Why Your Low Back Pain Keeps Returning | Causes, Injuries, and Fixes in Westminster, CO
Aug 25, 2025If low back pain hits you out of nowhere, like when you bend to pick something up or after a workout, and it keeps coming back, it can be really frustrating. It makes simple things like getting out of bed or sitting at your desk hard. I've been treating this at Westy Sports Chiro in Westminster, CO, for over 10 years. As a sports chiropractor and former strength coach, I've worked with active adults from runners and lifters to rec league players and busy parents. Low back issues are one of the most common things I see, and they can throw off your whole routine.
You've likely tried pain pills, rest, or stretches, but if the pain returns, often with stiffness or leg referral, it's usually because the underlying causes aren't fixed. In my office, I focus on finding those roots, from gradual build-up to sudden tweaks. The positive side is recurring low back pain can be resolved for the long term so you can stay active without worry. In this post, I'll break down the types of low back pain I see, explain key injuries that might be at play (based on patterns from my exams), and share how I evaluate and treat it. For more on conditions we handle, check our Conditions page.

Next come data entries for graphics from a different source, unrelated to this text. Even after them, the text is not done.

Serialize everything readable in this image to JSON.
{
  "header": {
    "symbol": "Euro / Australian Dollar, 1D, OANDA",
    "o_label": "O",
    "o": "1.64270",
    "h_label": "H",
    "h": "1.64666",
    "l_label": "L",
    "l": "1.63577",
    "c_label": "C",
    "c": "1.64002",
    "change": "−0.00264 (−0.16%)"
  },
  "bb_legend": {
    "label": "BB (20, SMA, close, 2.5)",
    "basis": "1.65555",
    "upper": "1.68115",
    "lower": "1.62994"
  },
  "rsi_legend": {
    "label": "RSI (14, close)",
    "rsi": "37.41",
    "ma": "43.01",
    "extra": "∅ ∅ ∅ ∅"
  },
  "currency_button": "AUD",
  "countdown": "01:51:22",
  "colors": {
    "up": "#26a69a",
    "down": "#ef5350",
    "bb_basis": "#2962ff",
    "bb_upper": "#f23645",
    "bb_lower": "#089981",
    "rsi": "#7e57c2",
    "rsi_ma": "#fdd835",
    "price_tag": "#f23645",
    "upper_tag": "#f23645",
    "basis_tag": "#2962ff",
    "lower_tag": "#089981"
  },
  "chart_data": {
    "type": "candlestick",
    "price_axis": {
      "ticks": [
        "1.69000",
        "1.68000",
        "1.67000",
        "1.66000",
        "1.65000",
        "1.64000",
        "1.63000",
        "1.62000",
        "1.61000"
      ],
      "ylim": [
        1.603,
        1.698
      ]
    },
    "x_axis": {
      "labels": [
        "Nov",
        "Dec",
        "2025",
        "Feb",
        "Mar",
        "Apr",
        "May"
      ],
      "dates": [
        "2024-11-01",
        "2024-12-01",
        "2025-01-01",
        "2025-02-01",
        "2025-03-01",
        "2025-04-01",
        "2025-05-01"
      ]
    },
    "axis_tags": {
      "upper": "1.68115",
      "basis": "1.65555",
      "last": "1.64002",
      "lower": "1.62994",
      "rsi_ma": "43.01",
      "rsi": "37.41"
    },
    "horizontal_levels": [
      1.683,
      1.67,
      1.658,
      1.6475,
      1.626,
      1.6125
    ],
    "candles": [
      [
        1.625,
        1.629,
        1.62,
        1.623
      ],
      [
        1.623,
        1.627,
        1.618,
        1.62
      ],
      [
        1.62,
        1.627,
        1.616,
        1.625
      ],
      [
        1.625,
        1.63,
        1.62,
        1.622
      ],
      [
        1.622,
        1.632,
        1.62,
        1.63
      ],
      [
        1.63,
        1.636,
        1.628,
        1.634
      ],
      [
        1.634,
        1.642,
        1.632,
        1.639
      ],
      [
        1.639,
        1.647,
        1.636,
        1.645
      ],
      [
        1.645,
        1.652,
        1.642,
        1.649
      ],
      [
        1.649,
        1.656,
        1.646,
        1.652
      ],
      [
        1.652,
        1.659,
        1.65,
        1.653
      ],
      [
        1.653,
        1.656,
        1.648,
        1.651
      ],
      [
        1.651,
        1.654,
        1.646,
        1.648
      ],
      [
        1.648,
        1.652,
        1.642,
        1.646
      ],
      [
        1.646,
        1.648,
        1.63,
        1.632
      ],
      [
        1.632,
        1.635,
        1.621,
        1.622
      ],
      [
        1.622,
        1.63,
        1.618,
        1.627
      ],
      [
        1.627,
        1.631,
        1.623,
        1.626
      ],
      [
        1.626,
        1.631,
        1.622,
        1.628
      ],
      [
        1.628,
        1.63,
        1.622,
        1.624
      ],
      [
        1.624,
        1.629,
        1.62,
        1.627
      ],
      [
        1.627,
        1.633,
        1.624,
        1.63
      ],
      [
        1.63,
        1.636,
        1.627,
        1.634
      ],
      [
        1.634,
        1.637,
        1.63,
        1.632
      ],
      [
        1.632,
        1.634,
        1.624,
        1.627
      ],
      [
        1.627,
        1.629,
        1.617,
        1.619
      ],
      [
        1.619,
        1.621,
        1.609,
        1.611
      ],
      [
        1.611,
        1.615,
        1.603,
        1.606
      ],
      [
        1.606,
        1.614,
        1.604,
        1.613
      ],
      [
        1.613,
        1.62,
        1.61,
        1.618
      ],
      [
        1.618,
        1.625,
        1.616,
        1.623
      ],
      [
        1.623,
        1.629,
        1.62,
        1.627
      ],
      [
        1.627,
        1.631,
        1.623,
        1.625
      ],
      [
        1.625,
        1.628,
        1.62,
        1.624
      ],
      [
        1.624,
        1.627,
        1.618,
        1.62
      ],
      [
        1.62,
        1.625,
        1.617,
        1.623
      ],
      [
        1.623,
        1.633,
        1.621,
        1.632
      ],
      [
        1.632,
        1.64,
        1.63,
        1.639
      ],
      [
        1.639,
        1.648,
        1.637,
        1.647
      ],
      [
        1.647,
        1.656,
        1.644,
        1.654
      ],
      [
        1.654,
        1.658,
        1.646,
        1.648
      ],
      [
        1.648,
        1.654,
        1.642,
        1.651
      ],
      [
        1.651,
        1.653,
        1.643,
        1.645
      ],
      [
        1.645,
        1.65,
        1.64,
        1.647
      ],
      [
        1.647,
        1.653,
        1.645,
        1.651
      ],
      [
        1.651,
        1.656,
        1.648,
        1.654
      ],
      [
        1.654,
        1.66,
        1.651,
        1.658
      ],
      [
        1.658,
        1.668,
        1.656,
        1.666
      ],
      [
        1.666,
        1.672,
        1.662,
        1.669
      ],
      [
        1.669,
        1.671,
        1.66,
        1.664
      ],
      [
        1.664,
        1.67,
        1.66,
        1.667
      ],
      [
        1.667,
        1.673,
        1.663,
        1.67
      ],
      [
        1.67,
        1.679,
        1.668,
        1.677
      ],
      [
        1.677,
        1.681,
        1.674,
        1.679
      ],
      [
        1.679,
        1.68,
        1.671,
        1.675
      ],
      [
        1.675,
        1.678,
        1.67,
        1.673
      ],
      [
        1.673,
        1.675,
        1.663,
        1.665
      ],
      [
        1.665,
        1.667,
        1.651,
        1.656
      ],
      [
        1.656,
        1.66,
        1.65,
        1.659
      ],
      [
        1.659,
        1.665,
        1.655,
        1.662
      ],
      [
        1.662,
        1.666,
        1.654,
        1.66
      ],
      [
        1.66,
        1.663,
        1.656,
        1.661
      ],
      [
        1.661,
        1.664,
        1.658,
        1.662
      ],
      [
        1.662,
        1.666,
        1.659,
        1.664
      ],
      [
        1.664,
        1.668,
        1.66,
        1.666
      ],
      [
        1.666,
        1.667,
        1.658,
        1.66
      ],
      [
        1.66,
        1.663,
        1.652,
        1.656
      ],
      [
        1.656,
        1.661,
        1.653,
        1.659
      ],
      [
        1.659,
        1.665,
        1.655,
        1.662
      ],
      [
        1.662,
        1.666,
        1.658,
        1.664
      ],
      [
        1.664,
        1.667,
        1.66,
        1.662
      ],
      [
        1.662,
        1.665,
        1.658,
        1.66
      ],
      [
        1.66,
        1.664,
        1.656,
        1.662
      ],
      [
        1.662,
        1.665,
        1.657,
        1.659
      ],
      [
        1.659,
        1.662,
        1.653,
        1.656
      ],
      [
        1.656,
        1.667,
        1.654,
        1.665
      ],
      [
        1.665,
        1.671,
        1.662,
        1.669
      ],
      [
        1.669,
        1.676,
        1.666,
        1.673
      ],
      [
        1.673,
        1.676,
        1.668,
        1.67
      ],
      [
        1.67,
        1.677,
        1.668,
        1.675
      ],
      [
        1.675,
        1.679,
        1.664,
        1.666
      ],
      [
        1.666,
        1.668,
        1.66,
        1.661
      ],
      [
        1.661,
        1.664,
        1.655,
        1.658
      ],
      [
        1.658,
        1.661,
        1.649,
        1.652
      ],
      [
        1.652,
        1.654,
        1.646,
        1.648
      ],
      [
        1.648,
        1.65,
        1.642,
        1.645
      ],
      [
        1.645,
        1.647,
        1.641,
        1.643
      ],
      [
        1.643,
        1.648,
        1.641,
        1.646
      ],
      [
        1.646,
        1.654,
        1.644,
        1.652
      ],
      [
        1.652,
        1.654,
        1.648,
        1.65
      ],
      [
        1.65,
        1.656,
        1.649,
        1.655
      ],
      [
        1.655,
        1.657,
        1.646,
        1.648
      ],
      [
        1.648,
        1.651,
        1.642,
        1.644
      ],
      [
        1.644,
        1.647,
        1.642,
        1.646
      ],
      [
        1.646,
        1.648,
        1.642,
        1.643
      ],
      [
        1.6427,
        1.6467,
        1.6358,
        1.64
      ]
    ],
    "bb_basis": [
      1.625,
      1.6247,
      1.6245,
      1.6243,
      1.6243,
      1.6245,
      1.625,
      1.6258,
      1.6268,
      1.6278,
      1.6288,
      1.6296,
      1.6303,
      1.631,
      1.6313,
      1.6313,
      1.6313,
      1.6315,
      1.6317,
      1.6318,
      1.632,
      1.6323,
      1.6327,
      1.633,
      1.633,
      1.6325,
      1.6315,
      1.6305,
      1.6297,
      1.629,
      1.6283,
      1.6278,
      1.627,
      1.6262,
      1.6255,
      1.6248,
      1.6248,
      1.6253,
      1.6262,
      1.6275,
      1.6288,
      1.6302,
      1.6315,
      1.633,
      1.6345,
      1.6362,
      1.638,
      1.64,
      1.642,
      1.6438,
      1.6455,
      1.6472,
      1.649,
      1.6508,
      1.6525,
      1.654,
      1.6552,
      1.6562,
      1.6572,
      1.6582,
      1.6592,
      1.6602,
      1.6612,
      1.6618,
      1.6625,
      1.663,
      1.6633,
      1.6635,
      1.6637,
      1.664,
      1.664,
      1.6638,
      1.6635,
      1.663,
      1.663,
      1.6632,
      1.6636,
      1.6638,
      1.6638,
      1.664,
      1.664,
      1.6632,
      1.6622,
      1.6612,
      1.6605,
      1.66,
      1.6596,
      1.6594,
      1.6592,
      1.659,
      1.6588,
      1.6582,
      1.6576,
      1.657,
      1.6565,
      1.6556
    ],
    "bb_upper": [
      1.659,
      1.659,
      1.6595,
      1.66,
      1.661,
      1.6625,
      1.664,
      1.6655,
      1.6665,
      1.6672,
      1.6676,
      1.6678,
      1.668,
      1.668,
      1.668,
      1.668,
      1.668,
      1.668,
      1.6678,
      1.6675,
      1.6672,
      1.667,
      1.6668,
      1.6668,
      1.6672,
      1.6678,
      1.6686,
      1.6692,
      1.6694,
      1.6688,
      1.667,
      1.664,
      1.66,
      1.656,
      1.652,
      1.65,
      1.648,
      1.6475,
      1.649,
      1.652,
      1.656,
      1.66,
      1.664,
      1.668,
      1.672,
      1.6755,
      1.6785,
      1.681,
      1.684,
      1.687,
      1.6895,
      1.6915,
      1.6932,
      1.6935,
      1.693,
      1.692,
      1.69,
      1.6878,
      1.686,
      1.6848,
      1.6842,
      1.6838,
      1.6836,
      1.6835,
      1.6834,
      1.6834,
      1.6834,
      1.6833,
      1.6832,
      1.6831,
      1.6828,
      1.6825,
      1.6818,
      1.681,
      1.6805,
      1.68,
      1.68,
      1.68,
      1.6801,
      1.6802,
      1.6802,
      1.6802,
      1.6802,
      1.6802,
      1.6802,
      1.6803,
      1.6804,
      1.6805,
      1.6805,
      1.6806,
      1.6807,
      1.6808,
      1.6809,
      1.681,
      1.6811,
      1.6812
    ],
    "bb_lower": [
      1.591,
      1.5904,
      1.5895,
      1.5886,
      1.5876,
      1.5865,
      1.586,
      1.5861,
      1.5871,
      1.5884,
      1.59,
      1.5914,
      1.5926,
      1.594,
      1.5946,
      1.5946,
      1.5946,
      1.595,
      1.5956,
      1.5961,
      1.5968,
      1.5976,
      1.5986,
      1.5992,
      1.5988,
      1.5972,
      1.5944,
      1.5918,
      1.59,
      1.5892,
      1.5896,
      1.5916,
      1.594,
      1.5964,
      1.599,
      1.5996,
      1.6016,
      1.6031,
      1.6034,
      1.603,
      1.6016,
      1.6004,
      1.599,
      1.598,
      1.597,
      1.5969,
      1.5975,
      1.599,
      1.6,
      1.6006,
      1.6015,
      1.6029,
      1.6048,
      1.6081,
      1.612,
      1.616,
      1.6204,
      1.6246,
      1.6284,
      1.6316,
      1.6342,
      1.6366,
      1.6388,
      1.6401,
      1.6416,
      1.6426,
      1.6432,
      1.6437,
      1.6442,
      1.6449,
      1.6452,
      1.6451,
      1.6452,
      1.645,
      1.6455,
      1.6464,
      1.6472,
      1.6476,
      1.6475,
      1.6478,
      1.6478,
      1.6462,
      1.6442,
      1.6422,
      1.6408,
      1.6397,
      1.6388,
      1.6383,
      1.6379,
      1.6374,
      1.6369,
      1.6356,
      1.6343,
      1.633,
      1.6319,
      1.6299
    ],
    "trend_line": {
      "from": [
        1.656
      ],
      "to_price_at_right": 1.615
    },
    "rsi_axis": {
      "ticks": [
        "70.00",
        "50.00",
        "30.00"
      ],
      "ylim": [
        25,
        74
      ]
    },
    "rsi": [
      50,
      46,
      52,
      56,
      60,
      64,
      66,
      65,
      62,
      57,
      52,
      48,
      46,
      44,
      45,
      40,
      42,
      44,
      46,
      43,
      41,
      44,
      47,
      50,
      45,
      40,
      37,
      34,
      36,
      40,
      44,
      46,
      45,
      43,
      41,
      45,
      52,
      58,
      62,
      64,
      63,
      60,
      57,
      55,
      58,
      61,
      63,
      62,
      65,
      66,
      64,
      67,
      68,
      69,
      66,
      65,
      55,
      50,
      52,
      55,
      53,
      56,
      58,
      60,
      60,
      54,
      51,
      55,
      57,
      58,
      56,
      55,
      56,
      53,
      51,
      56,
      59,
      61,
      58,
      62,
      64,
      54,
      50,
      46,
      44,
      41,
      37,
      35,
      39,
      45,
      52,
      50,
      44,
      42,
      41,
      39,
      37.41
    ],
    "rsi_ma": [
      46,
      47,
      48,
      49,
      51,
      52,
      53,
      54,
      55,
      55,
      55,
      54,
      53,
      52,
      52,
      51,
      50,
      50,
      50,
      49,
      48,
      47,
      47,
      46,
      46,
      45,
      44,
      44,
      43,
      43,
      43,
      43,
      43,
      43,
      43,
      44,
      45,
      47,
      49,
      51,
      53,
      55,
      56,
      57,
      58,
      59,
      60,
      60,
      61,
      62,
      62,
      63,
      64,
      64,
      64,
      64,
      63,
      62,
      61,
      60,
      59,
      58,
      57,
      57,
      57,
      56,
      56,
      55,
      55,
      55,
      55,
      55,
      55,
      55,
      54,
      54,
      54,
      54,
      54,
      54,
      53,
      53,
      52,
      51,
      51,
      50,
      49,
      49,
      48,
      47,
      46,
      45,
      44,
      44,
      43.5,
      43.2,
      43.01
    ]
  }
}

Common Types of Low Back Pain I See in My Office
Low back pain varies based on your daily life, activities, and how long it's been going on. In my practice, it tends to fall into these categories:
- Chronic Ache from Overuse or Posture: This develops slowly, often from desk work, lifting, or repetitive tasks. It feels like a constant dull throb or tightness, worsening with prolonged positions or at the end of the day. I see this a lot in office workers or folks with poor habits like slouching.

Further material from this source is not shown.